Why clubbers are raving about Germany’s cross-country Techno Train
07.05.2024 - 10:33
/ theguardian.com
‘Do you ever get seasick?” Timm Schirmer, a 27-year-old DJ with a fabulous blond moustache, asks me shortly before we board the Techno Train. “When you’re dancing on the train it can feel like you’re at sea, because you can’t always see that you’re moving.” Worryingly, I have indeed spent many a past holiday retching on boats. But Timm’s question comes after I’ve paid €100 for a non-refundable ticket for what social media suggests is the most intense train ride in Europe. I knew it wouldn’t be plain sailing.
Launched in 2019 by the Nuremberg nightclub Haus 33, for whom Tim DJs, the Techno Train runs twice a year and has only two official stops: the start and the finish. We depart Nuremberg’s Frankenstadion station at 4pm and travel about 100km west towards the city of Würzburg, then loop back and pull into Nuremberg Central Station at 11pm.
The train has 12 carriages, three of which become dance rooms with DJ decks, speakers and bars. About 25 DJs perform on our trundle through the Bavarian countryside.
About 700 tickets are available for each journey, selling out in seconds despite the train having no marketing beyond social media. But even so, Tim says, “You can’t get rich from this. Permission to go on the tracks is expensive. We’re lucky to have hype on Instagram and TikTok … when you don’t have this, you’re going bankrupt.”
As I join the queue outside Frankenstadion station, a woman with a pram scrabbles for her phone to film the mainly black-clad, frequently half-naked ticket-holders. Before I’m allowed on board, a stocky bouncer rummages through my backpack – luckily, he has no problem with me being the only passenger who’s brought a book.
Transport rules dictate that there be at least one seat per passenger, and I find a spot in the chill-out area. It’s one of the few carriages that doesn’t have speakers strapped to its ceiling, and that you can’t smoke in. I chat with Vincent, a smiley 22-year-old with a shaved head and mirrored sunglasses, who says he’s part of Nuremberg’s techno scene. I ask for advice as a 40-year-old Techno Train virgin. “Don’t stay in one place – travel up and down the train,” Vincent says. His friend Benedict, deep-voiced and lightly bearded, adds: “Use the toilets early. They get … unpleasant.”
By 4.30pm, DJ Es.Ka has started his set in the dance carriage nearest me.
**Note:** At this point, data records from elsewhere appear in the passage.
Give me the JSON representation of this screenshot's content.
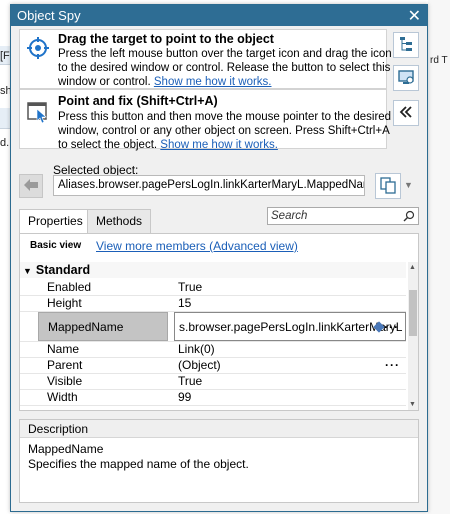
{
  "background": {
    "left_snips": [
      "[F",
      "sh",
      "d."
    ],
    "right_snip": "rd T"
  },
  "window": {
    "title": "Object Spy",
    "close_glyph": "✕"
  },
  "drag_tip": {
    "heading": "Drag the target to point to the object",
    "body": "Press the left mouse button over the target icon and drag the icon to the desired window or control. Release the button to select this window or control.",
    "link": "Show me how it works."
  },
  "fix_tip": {
    "heading": "Point and fix (Shift+Ctrl+A)",
    "body": "Press this button and then move the mouse pointer to the desired window, control or any other object on screen. Press Shift+Ctrl+A to select the object.",
    "link": "Show me how it works."
  },
  "selected": {
    "label": "Selected object:",
    "value": "Aliases.browser.pagePersLogIn.linkKarterMaryL.MappedName"
  },
  "tabs": [
    {
      "label": "Properties",
      "active": true
    },
    {
      "label": "Methods",
      "active": false
    }
  ],
  "search": {
    "placeholder": "Search"
  },
  "props": {
    "basic_view": "Basic view",
    "more_link": "View more members (Advanced view)",
    "group": "Standard",
    "rows": [
      {
        "name": "Enabled",
        "value": "True"
      },
      {
        "name": "Height",
        "value": "15"
      },
      {
        "name": "MappedName",
        "value": "s.browser.pagePersLogIn.linkKarterMaryL"
      },
      {
        "name": "Name",
        "value": "Link(0)"
      },
      {
        "name": "Parent",
        "value": "(Object)"
      },
      {
        "name": "Visible",
        "value": "True"
      },
      {
        "name": "Width",
        "value": "99"
      }
    ]
  },
  "description": {
    "header": "Description",
    "name": "MappedName",
    "text": "Specifies the mapped name of the object."
  },
  "colors": {
    "titlebar": "#2e6d94",
    "link": "#1b5fb8",
    "target_icon": "#1f73c9"
  }
}
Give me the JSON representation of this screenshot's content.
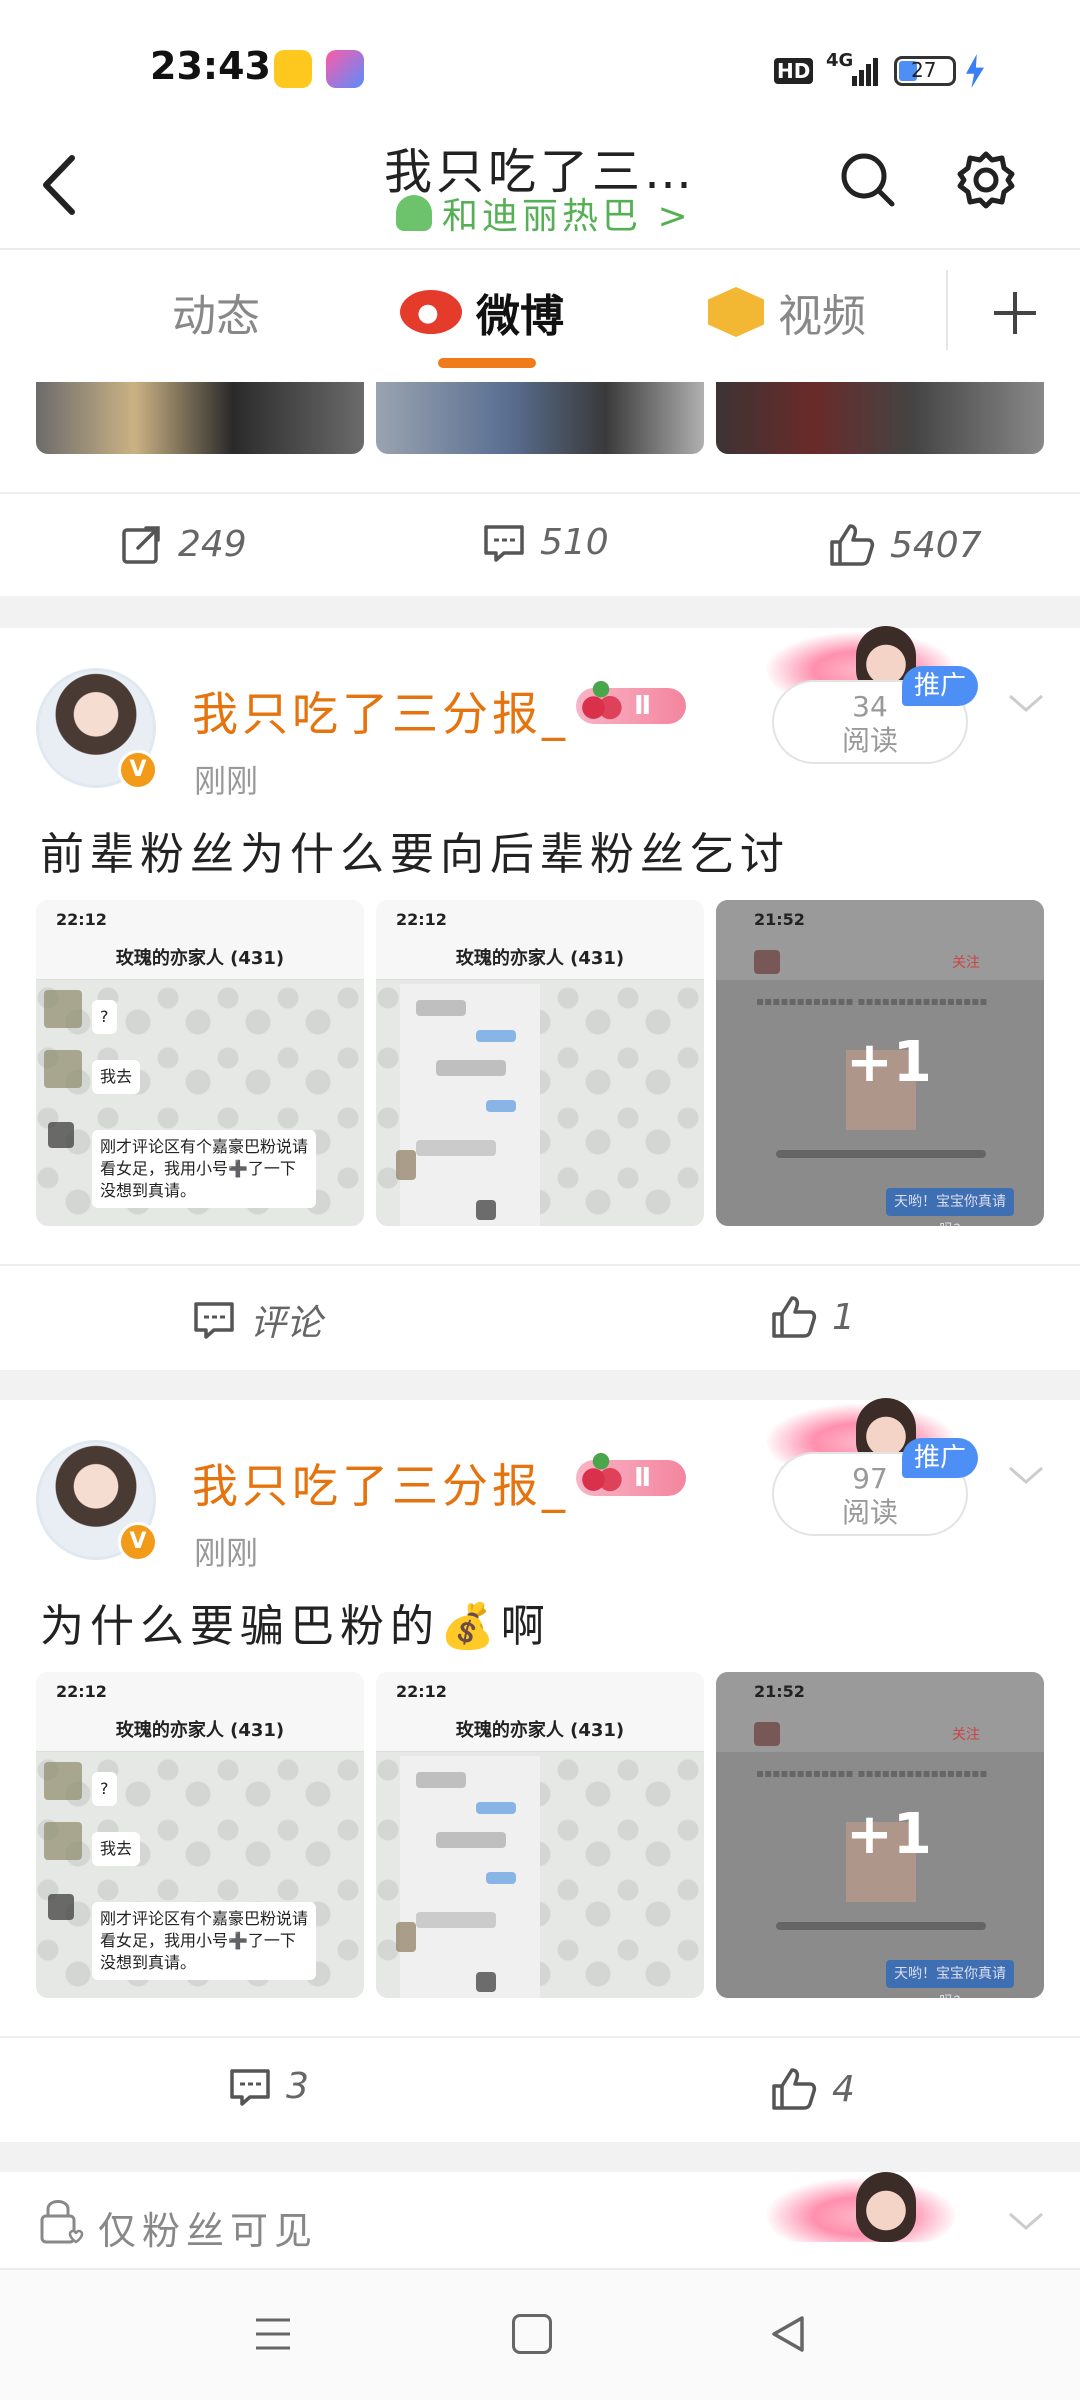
{
  "status_bar": {
    "time": "23:43",
    "hd": "HD",
    "network": "4G",
    "battery": "27"
  },
  "header": {
    "title": "我只吃了三…",
    "subtitle": "和迪丽热巴 >"
  },
  "tabs": [
    {
      "label": "动态",
      "icon": "dynamics-tab"
    },
    {
      "label": "微博",
      "icon": "weibo-logo-icon",
      "active": true
    },
    {
      "label": "视频",
      "icon": "video-play-icon"
    }
  ],
  "top_actions": {
    "share": "249",
    "comment": "510",
    "like": "5407"
  },
  "posts": [
    {
      "username": "我只吃了三分报_",
      "level": "Ⅱ",
      "time": "刚刚",
      "reads_count": "34",
      "reads_label": "阅读",
      "promo": "推广",
      "text": "前辈粉丝为什么要向后辈粉丝乞讨",
      "comment_label": "评论",
      "like": "1"
    },
    {
      "username": "我只吃了三分报_",
      "level": "Ⅱ",
      "time": "刚刚",
      "reads_count": "97",
      "reads_label": "阅读",
      "promo": "推广",
      "text": "为什么要骗巴粉的💰啊",
      "comment_label": "3",
      "like": "4"
    }
  ],
  "images": {
    "chat": {
      "status_time": "22:12",
      "title": "玫瑰的亦家人 (431)",
      "q": "?",
      "reply": "我去",
      "long_msg": "刚才评论区有个嘉豪巴粉说请看女足，我用小号➕了一下没想到真请。"
    },
    "dark": {
      "status_time": "21:52",
      "follow": "关注",
      "overlay": "+1",
      "button": "天哟！宝宝你真请吗?"
    }
  },
  "footer_post": {
    "label": "仅粉丝可见"
  },
  "colors": {
    "accent": "#f07b1a",
    "username": "#e5740e",
    "promo": "#4d8ff5"
  }
}
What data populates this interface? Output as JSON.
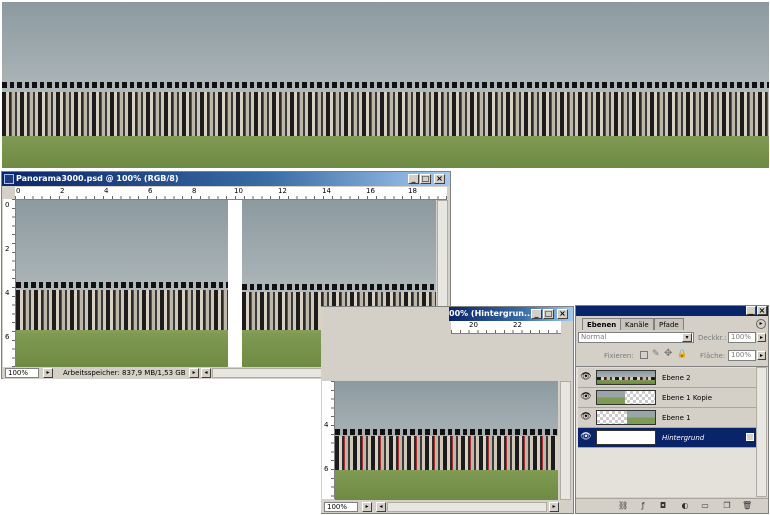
{
  "doc_window": {
    "title": "Panorama3000.psd @ 100% (RGB/8)",
    "zoom": "100%",
    "status": "Arbeitsspeicher: 837,9 MB/1,53 GB",
    "ruler_h": [
      "0",
      "2",
      "4",
      "6",
      "8",
      "10",
      "12",
      "14",
      "16",
      "18"
    ],
    "ruler_v": [
      "0",
      "2",
      "4",
      "6"
    ]
  },
  "second_window": {
    "title": "00% (Hintergrun...",
    "zoom": "100%",
    "ruler_h": [
      "20",
      "22"
    ],
    "ruler_v": [
      "4",
      "6"
    ]
  },
  "layers_panel": {
    "tabs": [
      "Ebenen",
      "Kanäle",
      "Pfade"
    ],
    "blend_mode": "Normal",
    "opacity_label": "Deckkr.:",
    "opacity": "100%",
    "lock_label": "Fixieren:",
    "fill_label": "Fläche:",
    "fill": "100%",
    "layers": [
      {
        "name": "Ebene 2",
        "selected": false
      },
      {
        "name": "Ebene 1 Kopie",
        "selected": false
      },
      {
        "name": "Ebene 1",
        "selected": false
      },
      {
        "name": "Hintergrund",
        "selected": true
      }
    ]
  },
  "icons": {
    "eye": "eye-icon",
    "lock": "lock-icon",
    "move": "move-icon",
    "brush": "brush-icon",
    "new_layer": "new-layer-icon",
    "trash": "trash-icon",
    "link": "link-icon",
    "fx": "fx-icon",
    "mask": "mask-icon",
    "adjust": "adjustment-icon",
    "folder": "folder-icon",
    "panel_menu": "panel-menu-icon"
  },
  "colors": {
    "titlebar": "#0a246a",
    "selection": "#0a246a",
    "chrome": "#d4d0c8"
  }
}
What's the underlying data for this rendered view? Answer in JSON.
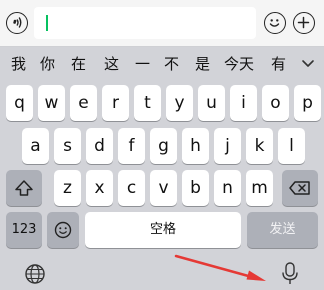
{
  "input_bar": {
    "text_value": ""
  },
  "candidates": [
    "我",
    "你",
    "在",
    "这",
    "一",
    "不",
    "是",
    "今天",
    "有"
  ],
  "keyboard": {
    "row1": [
      "q",
      "w",
      "e",
      "r",
      "t",
      "y",
      "u",
      "i",
      "o",
      "p"
    ],
    "row2": [
      "a",
      "s",
      "d",
      "f",
      "g",
      "h",
      "j",
      "k",
      "l"
    ],
    "row3": [
      "z",
      "x",
      "c",
      "v",
      "b",
      "n",
      "m"
    ],
    "num_label": "123",
    "space_label": "空格",
    "send_label": "发送"
  },
  "colors": {
    "keyboard_bg": "#d2d3d8",
    "key_bg": "#ffffff",
    "key_dark_bg": "#adb0b8",
    "caret": "#07c160",
    "arrow": "#e53935"
  },
  "icons": {
    "voice_input": "voice-wave-icon",
    "emoji": "emoji-smile-icon",
    "add": "plus-icon",
    "expand": "chevron-down-icon",
    "shift": "shift-arrow-icon",
    "delete": "backspace-icon",
    "globe": "globe-icon",
    "mic": "microphone-icon",
    "annotation": "red-arrow-annotation"
  }
}
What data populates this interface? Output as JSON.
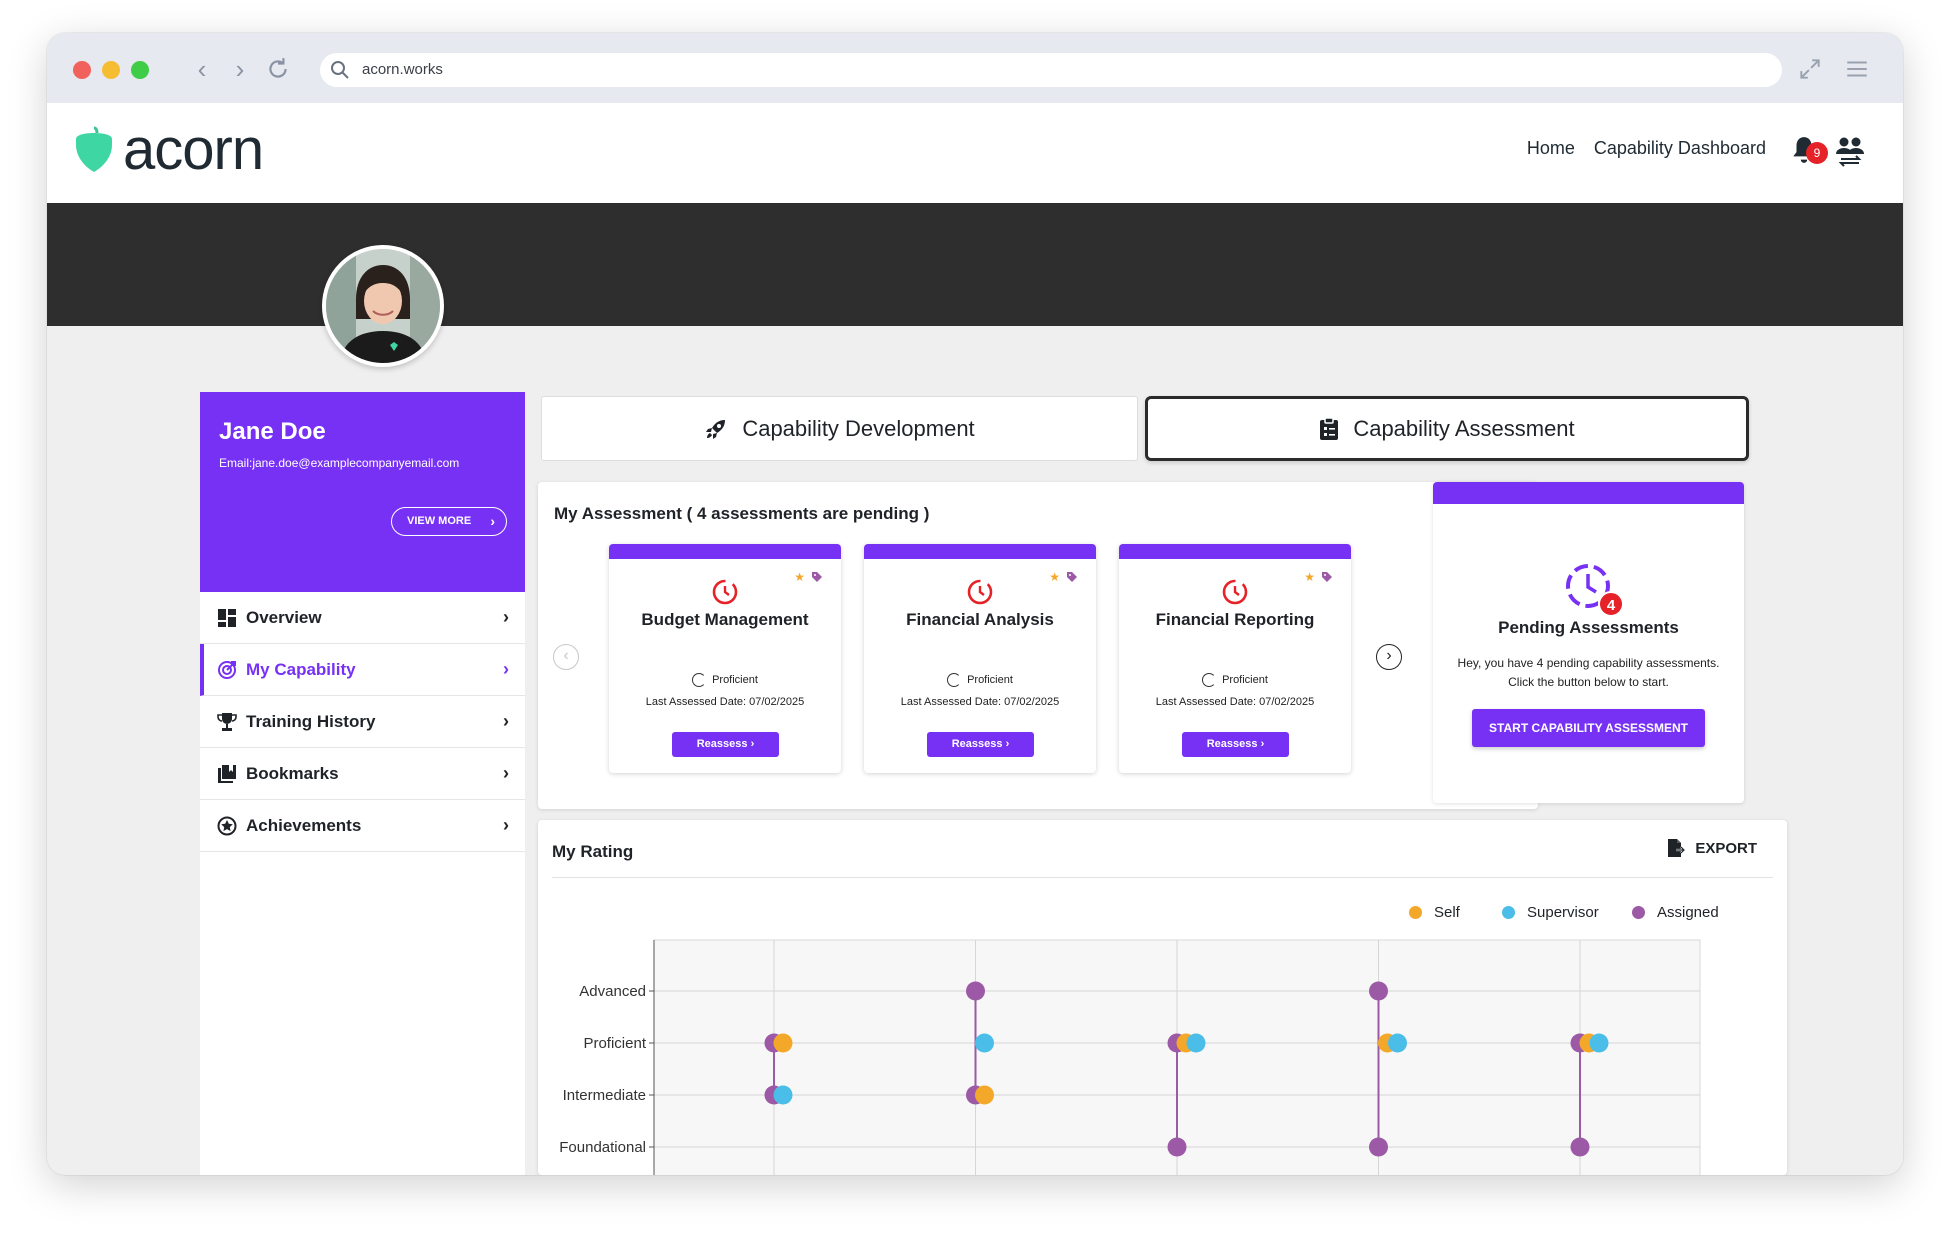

Panels are pulled over windows and a fog machine fills the room with red mist and school disco scent. Shirtless gents with six packs dance on ledges, and a skinny man who looks like Bad Education actor Layton Williams wafts a huge black hand fan around. The oversized fan isn’t an affectation: it’s a hot afternoon even before you dance in a jam-packed carriage.